This past week, I decided to pretend I was J.J. Abrams in the final season of Lost and concocted a reason for all the mysterious events and shadowy nether-business in my campaign. Since the PCs were trapped in some horrifyingly evil prison demiplane, I decided an appropriately evil thing should be trying to make everything worse. But I was still stuck.
Splitting The Party (Sort Of)
The previous session found me trying something new: I’d invented a strange device that let the PCs go to sleep and project a shadowy version of themselves into the “real world”, in which they discovered the baddies were using a similar method to spread evil, death corruption, and other shadowriffic things. I’d decided that one of the PC’s, whose player entered the game several sessions in, wouldn’t be able to project due to not having been exposed to the same black goop the cement zombies were made of. This, of course, would effectively split the party once everybody went to sleep. I had what I believed to be a cool reason for doing this. While the party was off trying to thwart the plan of some shadowy evil, their bodies would come under attack, and the guy left behind would have to defend. As the others were hit, they would wake up, and could help defend but it would make the main mission harder to complete. It seemed totally cool and also like something I was pretty damned sure I didn’t have the chops to pull off yet. I decided to try it anyway.
This had a couple adverse effects I wasn’t anticipating. One, the party had no idea why there was someone missing, and mistrust of him ran rampant through the party for the whole session. Two, the party on the “main mission” got sidetracked and I completely forgot about the poor bastard left sitting there in the shadow world. About a half hour later I happened to glance at him looking bored and “HOLY CRAP BRIAN I AM SO SORRY” flew out of my mouth. I then figured out a way to get everybody awake again and had them run off to fight a particularly nasty white dragon from a story lead they hadn’t taken in the previous session. A good time was then had by all. Except for the dragon, who was played by a My Little Pony toy from a Happy Meal and consequently welcomed death.
A delightful confluence of procrastination followed by the late-night vomit of small children found me at the day of our next session wishing I had planned more. I considered trying to run the same split encounter as before but to nudge the players in the right direction and start the “defending the sleepers” action immediately so as not to get distracted and leave anyone sitting there bored again. Given how the last session went, I was pretty worried about it Going Terribly, but I ran the idea past my old DM and he gave a few suggestions and propped my self-confidence up so I decided to give it a go. I made a few tweaks, such as giving the awake team 3-4 combat rounds for every one the sleepers took (to equalize the play time).
Things actually went pretty well, to my surprise. I decided to throw wave after wave of little shadowy rat-minions at the sleeping people, and the difficulty level of the encounter stayed relatively constant until the end since sleeping people who were bitten and damaged woke up and could then fight the rats. Nobody on Team Awake was getting damaged too terribly, but they were having trouble keeping enough people on Team Asleep. By the end of the mission, there were only two sleepers fighting off three baddies to stop an assassination.
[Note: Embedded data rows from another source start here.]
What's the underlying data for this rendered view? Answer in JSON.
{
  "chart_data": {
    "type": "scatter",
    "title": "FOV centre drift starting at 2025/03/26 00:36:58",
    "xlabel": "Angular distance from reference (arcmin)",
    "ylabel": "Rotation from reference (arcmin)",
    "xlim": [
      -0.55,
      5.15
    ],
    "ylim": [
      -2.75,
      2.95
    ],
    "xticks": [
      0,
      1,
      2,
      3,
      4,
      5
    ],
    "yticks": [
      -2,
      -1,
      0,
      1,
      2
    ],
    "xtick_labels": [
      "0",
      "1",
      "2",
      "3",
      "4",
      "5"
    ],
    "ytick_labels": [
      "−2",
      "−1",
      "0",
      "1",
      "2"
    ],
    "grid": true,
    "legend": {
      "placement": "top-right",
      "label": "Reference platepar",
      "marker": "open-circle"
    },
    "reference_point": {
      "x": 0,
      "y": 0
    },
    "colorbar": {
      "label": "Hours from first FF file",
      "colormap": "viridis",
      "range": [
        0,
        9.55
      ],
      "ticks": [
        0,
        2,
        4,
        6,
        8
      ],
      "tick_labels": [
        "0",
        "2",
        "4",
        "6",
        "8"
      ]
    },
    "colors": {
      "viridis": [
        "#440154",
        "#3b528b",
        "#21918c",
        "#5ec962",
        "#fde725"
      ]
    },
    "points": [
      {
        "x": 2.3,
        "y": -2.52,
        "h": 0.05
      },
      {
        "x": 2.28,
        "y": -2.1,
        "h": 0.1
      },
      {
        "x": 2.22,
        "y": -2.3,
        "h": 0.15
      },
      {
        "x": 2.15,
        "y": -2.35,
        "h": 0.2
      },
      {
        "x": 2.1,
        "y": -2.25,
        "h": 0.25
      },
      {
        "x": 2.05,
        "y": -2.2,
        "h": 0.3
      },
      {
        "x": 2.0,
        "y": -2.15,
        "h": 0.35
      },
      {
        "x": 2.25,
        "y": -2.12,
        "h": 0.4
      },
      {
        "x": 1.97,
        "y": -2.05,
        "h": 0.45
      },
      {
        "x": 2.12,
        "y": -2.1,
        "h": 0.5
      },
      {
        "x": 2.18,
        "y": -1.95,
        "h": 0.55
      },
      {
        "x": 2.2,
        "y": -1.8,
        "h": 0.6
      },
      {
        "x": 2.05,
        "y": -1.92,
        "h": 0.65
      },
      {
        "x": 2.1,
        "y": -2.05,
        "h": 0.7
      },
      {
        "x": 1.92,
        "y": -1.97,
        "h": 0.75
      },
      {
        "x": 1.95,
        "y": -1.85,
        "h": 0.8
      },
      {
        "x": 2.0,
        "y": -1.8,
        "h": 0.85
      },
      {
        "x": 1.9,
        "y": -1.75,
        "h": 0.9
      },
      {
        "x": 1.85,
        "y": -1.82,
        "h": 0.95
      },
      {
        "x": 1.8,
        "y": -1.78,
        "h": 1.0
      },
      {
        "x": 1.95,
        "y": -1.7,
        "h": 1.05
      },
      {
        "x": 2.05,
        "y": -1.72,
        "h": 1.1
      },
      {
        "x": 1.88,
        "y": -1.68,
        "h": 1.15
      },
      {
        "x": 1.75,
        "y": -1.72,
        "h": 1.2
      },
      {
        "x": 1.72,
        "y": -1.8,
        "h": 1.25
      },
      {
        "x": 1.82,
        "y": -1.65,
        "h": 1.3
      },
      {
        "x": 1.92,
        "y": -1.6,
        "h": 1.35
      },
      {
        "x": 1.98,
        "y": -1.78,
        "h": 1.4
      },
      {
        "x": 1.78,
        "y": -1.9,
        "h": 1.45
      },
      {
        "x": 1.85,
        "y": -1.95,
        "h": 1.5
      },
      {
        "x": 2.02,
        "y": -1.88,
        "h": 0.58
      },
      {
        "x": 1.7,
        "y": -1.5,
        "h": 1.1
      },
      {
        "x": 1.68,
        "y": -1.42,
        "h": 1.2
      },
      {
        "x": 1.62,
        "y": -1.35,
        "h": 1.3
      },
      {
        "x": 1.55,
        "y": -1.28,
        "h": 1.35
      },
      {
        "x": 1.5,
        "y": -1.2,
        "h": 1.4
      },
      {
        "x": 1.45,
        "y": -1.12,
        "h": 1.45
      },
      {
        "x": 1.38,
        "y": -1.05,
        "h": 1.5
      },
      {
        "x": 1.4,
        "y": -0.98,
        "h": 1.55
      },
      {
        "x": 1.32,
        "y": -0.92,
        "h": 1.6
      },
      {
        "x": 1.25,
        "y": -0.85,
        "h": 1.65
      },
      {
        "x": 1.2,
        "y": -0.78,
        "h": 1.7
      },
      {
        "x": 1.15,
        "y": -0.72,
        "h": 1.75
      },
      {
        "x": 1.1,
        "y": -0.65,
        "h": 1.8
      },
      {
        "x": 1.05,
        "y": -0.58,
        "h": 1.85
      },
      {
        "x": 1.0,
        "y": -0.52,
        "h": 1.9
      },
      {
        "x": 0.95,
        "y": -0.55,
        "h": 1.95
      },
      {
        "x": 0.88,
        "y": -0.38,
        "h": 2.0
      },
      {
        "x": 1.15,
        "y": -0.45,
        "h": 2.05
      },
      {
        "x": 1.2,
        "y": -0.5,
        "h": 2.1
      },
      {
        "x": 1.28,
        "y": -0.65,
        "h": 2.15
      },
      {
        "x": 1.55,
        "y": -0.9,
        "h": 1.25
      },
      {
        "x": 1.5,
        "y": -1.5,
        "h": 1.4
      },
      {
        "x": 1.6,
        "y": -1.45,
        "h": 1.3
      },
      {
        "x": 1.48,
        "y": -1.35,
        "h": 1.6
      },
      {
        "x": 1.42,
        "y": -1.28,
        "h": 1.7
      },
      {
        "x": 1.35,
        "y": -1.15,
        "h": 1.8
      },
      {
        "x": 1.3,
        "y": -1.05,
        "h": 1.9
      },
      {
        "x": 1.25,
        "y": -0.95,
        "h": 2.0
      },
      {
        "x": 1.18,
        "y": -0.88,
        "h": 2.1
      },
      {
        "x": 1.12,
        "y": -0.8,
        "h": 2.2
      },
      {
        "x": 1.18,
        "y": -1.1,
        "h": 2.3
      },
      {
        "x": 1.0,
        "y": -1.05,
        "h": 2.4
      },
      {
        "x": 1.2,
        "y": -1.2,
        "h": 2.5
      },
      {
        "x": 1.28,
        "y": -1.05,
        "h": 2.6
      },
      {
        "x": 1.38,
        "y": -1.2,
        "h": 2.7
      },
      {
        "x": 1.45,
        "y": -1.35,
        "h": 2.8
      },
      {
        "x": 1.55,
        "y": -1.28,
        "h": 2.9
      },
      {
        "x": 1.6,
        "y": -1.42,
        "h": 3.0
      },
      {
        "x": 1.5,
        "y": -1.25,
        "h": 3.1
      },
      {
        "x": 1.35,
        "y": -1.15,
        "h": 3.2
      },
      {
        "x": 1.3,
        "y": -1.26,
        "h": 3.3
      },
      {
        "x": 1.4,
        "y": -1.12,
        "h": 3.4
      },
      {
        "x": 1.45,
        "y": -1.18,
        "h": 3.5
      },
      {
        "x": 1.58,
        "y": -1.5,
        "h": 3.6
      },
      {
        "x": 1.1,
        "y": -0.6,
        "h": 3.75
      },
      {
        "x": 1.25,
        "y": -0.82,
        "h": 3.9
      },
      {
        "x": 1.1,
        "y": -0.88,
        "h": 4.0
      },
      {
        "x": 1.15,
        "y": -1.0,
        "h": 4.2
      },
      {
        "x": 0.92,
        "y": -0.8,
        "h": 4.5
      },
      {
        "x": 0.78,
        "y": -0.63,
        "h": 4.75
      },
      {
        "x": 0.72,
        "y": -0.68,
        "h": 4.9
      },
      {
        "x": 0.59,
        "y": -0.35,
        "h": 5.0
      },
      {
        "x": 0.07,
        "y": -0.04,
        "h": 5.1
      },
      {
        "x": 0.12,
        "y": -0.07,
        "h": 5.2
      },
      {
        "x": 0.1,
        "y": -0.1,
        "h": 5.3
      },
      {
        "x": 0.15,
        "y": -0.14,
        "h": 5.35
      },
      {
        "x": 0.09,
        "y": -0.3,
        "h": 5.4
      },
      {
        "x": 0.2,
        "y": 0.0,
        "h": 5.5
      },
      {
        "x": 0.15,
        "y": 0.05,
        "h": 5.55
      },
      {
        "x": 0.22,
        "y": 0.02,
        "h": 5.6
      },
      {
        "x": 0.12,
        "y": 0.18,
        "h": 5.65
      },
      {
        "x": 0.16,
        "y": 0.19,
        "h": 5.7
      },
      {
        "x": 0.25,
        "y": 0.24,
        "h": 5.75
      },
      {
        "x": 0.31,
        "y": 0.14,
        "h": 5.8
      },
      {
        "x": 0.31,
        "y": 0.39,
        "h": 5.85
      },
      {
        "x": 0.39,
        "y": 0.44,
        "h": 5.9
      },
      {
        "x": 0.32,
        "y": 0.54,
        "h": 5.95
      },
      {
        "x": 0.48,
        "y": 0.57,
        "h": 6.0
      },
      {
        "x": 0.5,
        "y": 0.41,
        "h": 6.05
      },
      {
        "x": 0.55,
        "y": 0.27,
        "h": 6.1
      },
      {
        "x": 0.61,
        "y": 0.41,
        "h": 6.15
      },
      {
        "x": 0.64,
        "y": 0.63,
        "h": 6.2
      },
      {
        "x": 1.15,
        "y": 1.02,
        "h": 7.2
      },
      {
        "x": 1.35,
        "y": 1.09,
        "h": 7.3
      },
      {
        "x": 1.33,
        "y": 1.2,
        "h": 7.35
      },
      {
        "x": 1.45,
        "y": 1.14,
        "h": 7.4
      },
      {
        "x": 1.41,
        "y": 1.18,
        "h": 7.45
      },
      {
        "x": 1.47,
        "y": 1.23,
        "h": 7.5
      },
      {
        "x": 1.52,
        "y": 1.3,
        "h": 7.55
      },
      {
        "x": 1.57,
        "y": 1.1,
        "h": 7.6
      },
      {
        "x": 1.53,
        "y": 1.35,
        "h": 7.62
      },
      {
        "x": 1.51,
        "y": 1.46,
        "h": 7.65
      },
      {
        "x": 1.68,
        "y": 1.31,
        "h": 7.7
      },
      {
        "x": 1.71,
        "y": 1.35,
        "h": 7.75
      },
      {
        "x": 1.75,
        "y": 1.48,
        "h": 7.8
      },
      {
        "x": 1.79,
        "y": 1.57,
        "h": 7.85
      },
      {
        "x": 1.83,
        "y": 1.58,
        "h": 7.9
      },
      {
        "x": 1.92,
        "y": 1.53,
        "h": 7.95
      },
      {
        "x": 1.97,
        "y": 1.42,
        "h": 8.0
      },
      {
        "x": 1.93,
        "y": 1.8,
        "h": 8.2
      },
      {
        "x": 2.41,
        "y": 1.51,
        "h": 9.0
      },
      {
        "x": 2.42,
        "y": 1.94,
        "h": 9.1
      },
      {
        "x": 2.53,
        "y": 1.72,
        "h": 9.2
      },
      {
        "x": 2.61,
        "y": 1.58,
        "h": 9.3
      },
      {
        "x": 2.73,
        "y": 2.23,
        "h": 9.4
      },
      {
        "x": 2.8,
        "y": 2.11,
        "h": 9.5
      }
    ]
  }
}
They wound up just a few hp above bloodied before it was all over, and were harried enough throughout to be invested in the encounter. I wound up just sort of figuring out how many combat rounds to go to keep things exciting instead of a static rule. I was really pleased with how it went.
I would imagine this could be used for other things too, like Inception-style dream-delves. But I haven’t tested it past the first level. If you get stuck in there for 50 years, it’s not my fault.
The dream-encounter was what eventually inspired me to name the Big Bad of this campaign and figure out his intentions. I remembered watching an episode of the Real Ghostbusters as a kid featuring the Boogeyman, and I decided it would be cool if he was behind everything. I did, however, decide to change his appearance. (I haven’t decided yet whether it’s because the way he looked in the cartoon freaked me out.) The pocket dimension I’d trapped the PC’s in was literally the place nightmares came from, and the Boogeyman had figured a way to break out and unleash widespread terror and corruption in the real world.
I wanted a way to incorporate his ability to draw on the PCs’ nightmares into the story (especially the ones they had as children), but the backstories the characters had made didn’t talk about anything like that. So I decided to do something different twice in the same week. I emailed all my players, and asked them to write me a few words about their character’s fears, and to describe a nightmare their PC had as a child. I even told them what it was for, and said I thought it’d be a cool way to let everyone contribute to the story. I’ll admit it takes a little of the “what’s going to happen next” anticipation out of the game if they know the Boogeyman is going to eventually mess with them using the things they sent me, but it seems fun enough to be worth it. I also told them to send me their responses privately, so they’ll only be expecting their own fears and nightmares. That should spice things up a little I fully expect to hear something to the effect of “you’re afraid of bunnies?” come out of one of my players before the end of the session.
We’ll have to see how it all winds up, but at the end of the day I fail to see how a little collaborative storytelling ever hurt anyone. If I wind up in DM Hospital, I’ll make sure to report in to spare you the same fate.
One Last Piece Of Advice
If you want to get anything done during a game session, don’t let the players find out they’re fighting Fell Taint Rippers. Just take my word for it.